Sunny has developed chronic depression from implementing Pascal as a submission language in WYKOJ. He despises Pascal so much that he recently created a pull request to remove Pascal from WYKOJ entirely.

One day, Sunny stumbled upon Pascal's triangle in his M2 class. Pascal's triangle is constructed by summing adjacent elements in preceding rows. Note that the topmost row is the $ 0 $th row.

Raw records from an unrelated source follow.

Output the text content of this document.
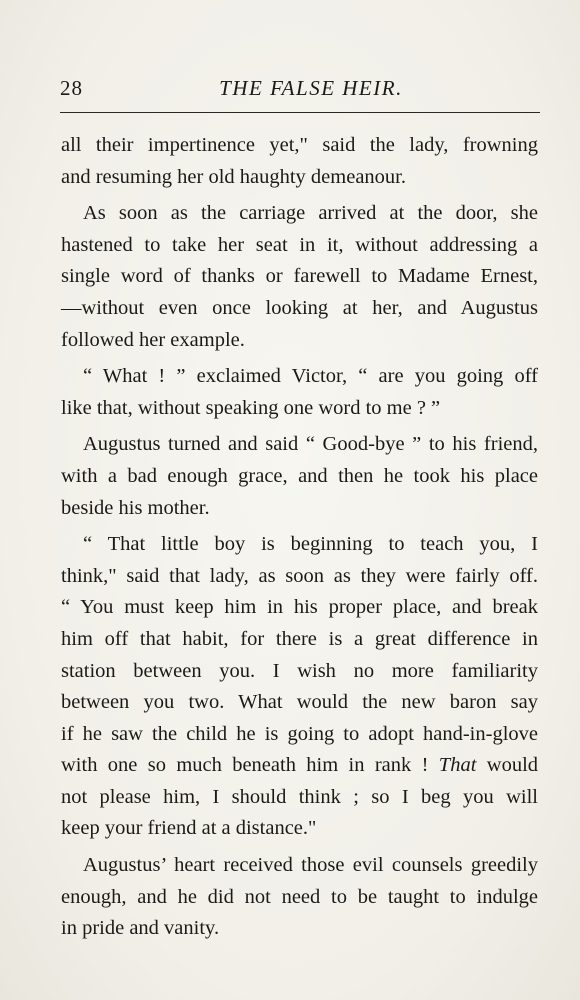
28	THE FALSE HEIR.
all their impertinence yet," said the lady, frowning
and resuming her old haughty demeanour.
As soon as the carriage arrived at the door, she
hastened to take her seat in it, without addressing a
single word of thanks or farewell to Madame Ernest,
—without even once looking at her, and Augustus
followed her example.
“ What ! ” exclaimed Victor, “ are you going off
like that, without speaking one word to me ? ”
Augustus turned and said “ Good-bye ” to his friend,
with a bad enough grace, and then he took his place
beside his mother.
“ That little boy is beginning to teach you, I
think," said that lady, as soon as they were fairly off.
“ You must keep him in his proper place, and break
him off that habit, for there is a great difference in
station between you. I wish no more familiarity
between you two. What would the new baron say
if he saw the child he is going to adopt hand-in-glove
with one so much beneath him in rank ! That would
not please him, I should think ; so I beg you will
keep your friend at a distance."
Augustus’ heart received those evil counsels greedily
enough, and he did not need to be taught to indulge
in pride and vanity.
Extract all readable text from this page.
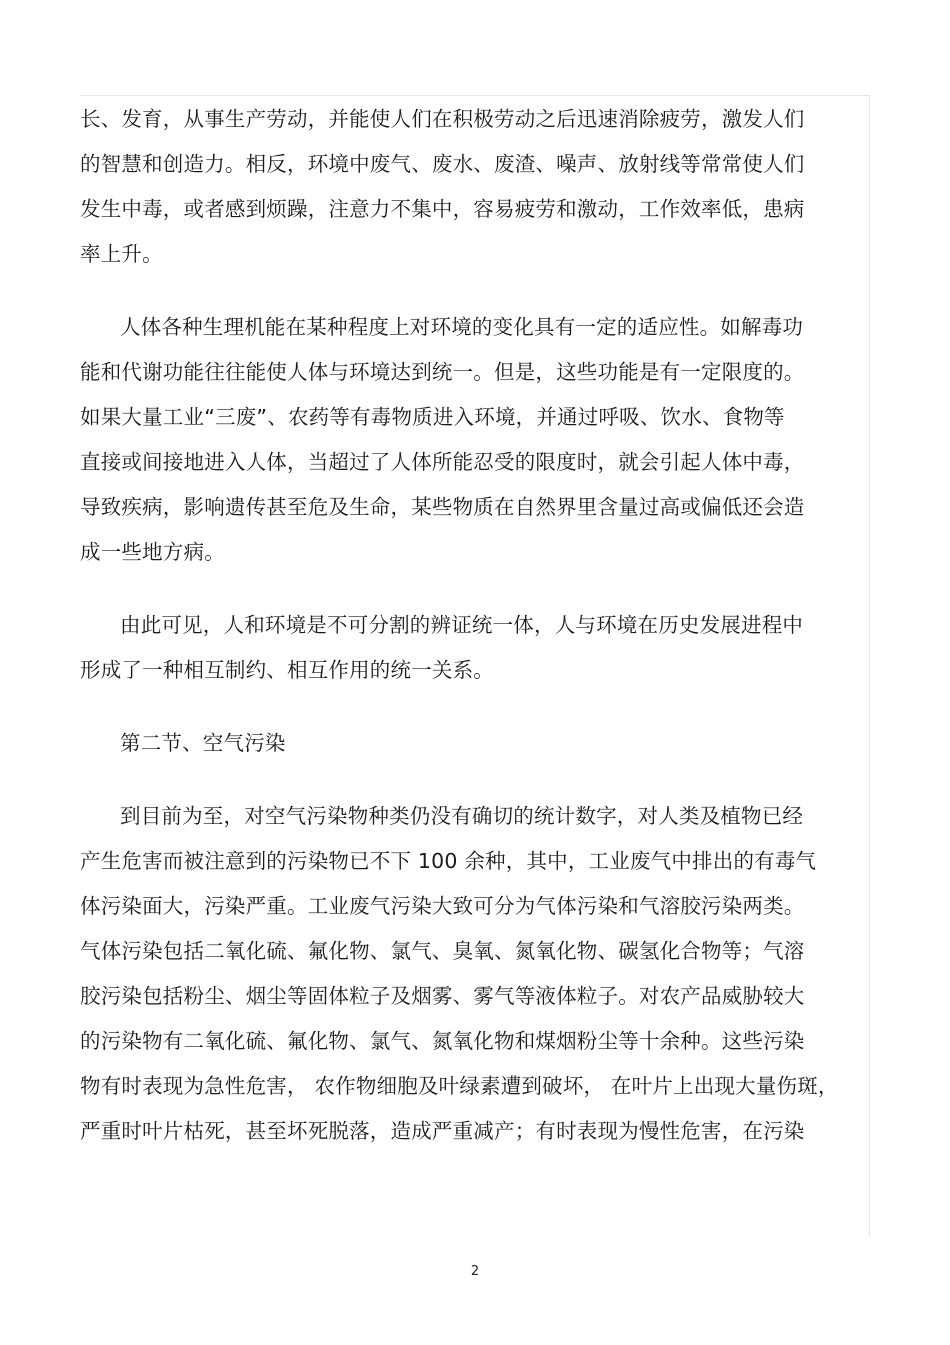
长、发育，从事生产劳动，并能使人们在积极劳动之后迅速消除疲劳，激发人们
的智慧和创造力。相反，环境中废气、废水、废渣、噪声、放射线等常常使人们
发生中毒，或者感到烦躁，注意力不集中，容易疲劳和激动，工作效率低，患病
率上升。
人体各种生理机能在某种程度上对环境的变化具有一定的适应性。如解毒功
能和代谢功能往往能使人体与环境达到统一。但是，这些功能是有一定限度的。
如果大量工业“三废”、农药等有毒物质进入环境，并通过呼吸、饮水、食物等
直接或间接地进入人体，当超过了人体所能忍受的限度时，就会引起人体中毒，
导致疾病，影响遗传甚至危及生命，某些物质在自然界里含量过高或偏低还会造
成一些地方病。
由此可见，人和环境是不可分割的辨证统一体，人与环境在历史发展进程中
形成了一种相互制约、相互作用的统一关系。
第二节、空气污染
到目前为至，对空气污染物种类仍没有确切的统计数字，对人类及植物已经
产生危害而被注意到的污染物已不下 100 余种，其中，工业废气中排出的有毒气
体污染面大，污染严重。工业废气污染大致可分为气体污染和气溶胶污染两类。
气体污染包括二氧化硫、氟化物、氯气、臭氧、氮氧化物、碳氢化合物等；气溶
胶污染包括粉尘、烟尘等固体粒子及烟雾、雾气等液体粒子。对农产品威胁较大
的污染物有二氧化硫、氟化物、氯气、氮氧化物和煤烟粉尘等十余种。这些污染
物有时表现为急性危害， 农作物细胞及叶绿素遭到破坏， 在叶片上出现大量伤斑，
严重时叶片枯死，甚至坏死脱落，造成严重减产；有时表现为慢性危害，在污染
2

Just as he was about to drop M2 for his hatred for Pascal, he discovered a shocking fact about Pascal's triangle:

Indeed, the sum of all elements on the $ n $th row is $ 2^n $. Consider the $ 3 $rd row: $ 1 + 3 + 3 + 1 = 8 = 2^3 $. It seems that Sunny's depression has been cured by this amazing fact.

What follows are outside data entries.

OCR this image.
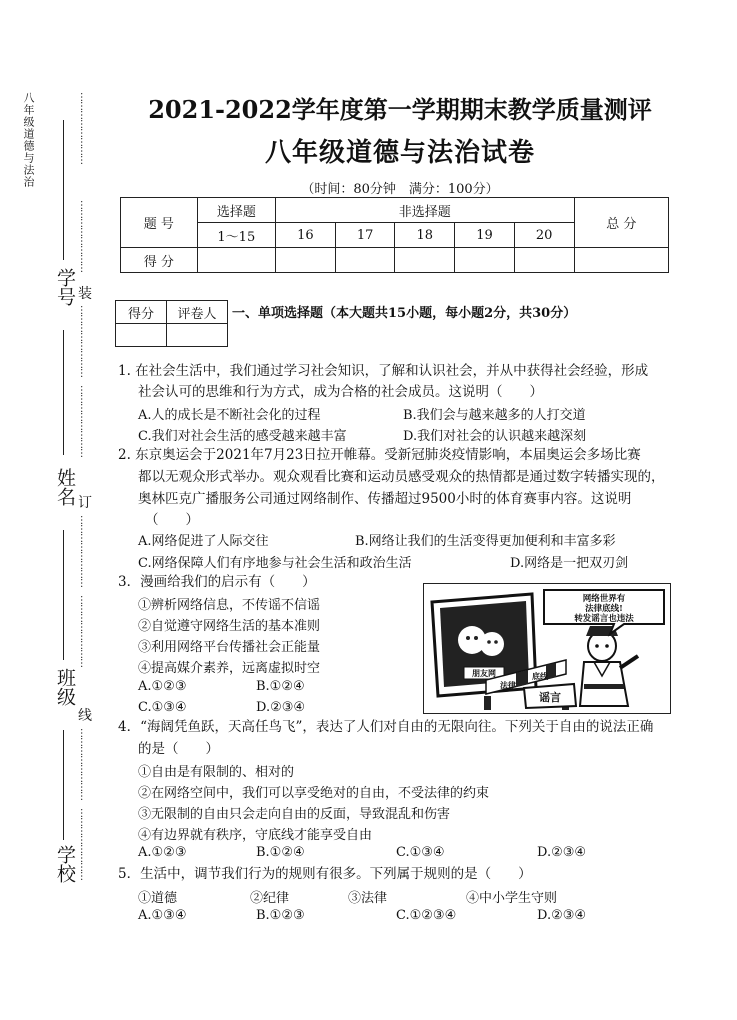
八年级道德与法治	……………………
……………………
装
……………………
……………………
订
……………………
……………………
线
……………………
……………………
学号
姓名
班级
学校
2021-2022学年度第一学期期末教学质量测评
八年级道德与法治试卷
（时间：80分钟　满分：100分）
题 号	选择题	非选择题					总 分
	1～15	16	17	18	19	20	
得 分							
得分	评卷人
	一、单项选择题（本大题共15小题，每小题2分，共30分）
1. 在社会生活中，我们通过学习社会知识，了解和认识社会，并从中获得社会经验，形成
社会认可的思维和行为方式，成为合格的社会成员。这说明（　　）
A.人的成长是不断社会化的过程	B.我们会与越来越多的人打交道
C.我们对社会生活的感受越来越丰富	D.我们对社会的认识越来越深刻
2. 东京奥运会于2021年7月23日拉开帷幕。受新冠肺炎疫情影响，本届奥运会多场比赛
都以无观众形式举办。观众观看比赛和运动员感受观众的热情都是通过数字转播实现的，
奥林匹克广播服务公司通过网络制作、传播超过9500小时的体育赛事内容。这说明
（　　）
A.网络促进了人际交往	B.网络让我们的生活变得更加便利和丰富多彩
C.网络保障人们有序地参与社会生活和政治生活	D.网络是一把双刃剑
3．漫画给我们的启示有（　　）
①辨析网络信息，不传谣不信谣
②自觉遵守网络生活的基本准则
③利用网络平台传播社会正能量
④提高媒介素养，远离虚拟时空
A.①②③	B.①②④
C.①③④	D.②③④
朋友网
法律
底线
谣言
网络世界有
法律底线!
转发谣言也违法
4．“海阔凭鱼跃，天高任鸟飞”，表达了人们对自由的无限向往。下列关于自由的说法正确
的是（　　）
①自由是有限制的、相对的
②在网络空间中，我们可以享受绝对的自由，不受法律的约束
③无限制的自由只会走向自由的反面，导致混乱和伤害
④有边界就有秩序，守底线才能享受自由
A.①②③	B.①②④	C.①③④	D.②③④
5．生活中，调节我们行为的规则有很多。下列属于规则的是（　　）
①道德	②纪律	③法律	④中小学生守则
A.①③④	B.①②③	C.①②③④	D.②③④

Now, Sunny is thinking about the sum of consecutive rows in Pascal's triangle. Help Sunny find the sum of all elements from row $ a $ up to row $ b $, modulo $ 10^9+7 $.

Hint

The sum of all elements on the $ n $th row is $ 2^n $, which is $ 1 \underbrace{0 \ldots 00}_{n \text{ zeros}} $ in binary.

Input

The only line of input consists of two integers $ a $ and $ b $.

Output

Output the required sum modulo $ 10^9+7 $.

Constraints

Subtask 1 (30%): $ 0 \le a \le b \le 10^3 $
Subtask 2 (30%): $ 0 \le a \le b \le 10^6 $
Subtask 3 (40%): $ 0 \le a \le b \le 10^9 $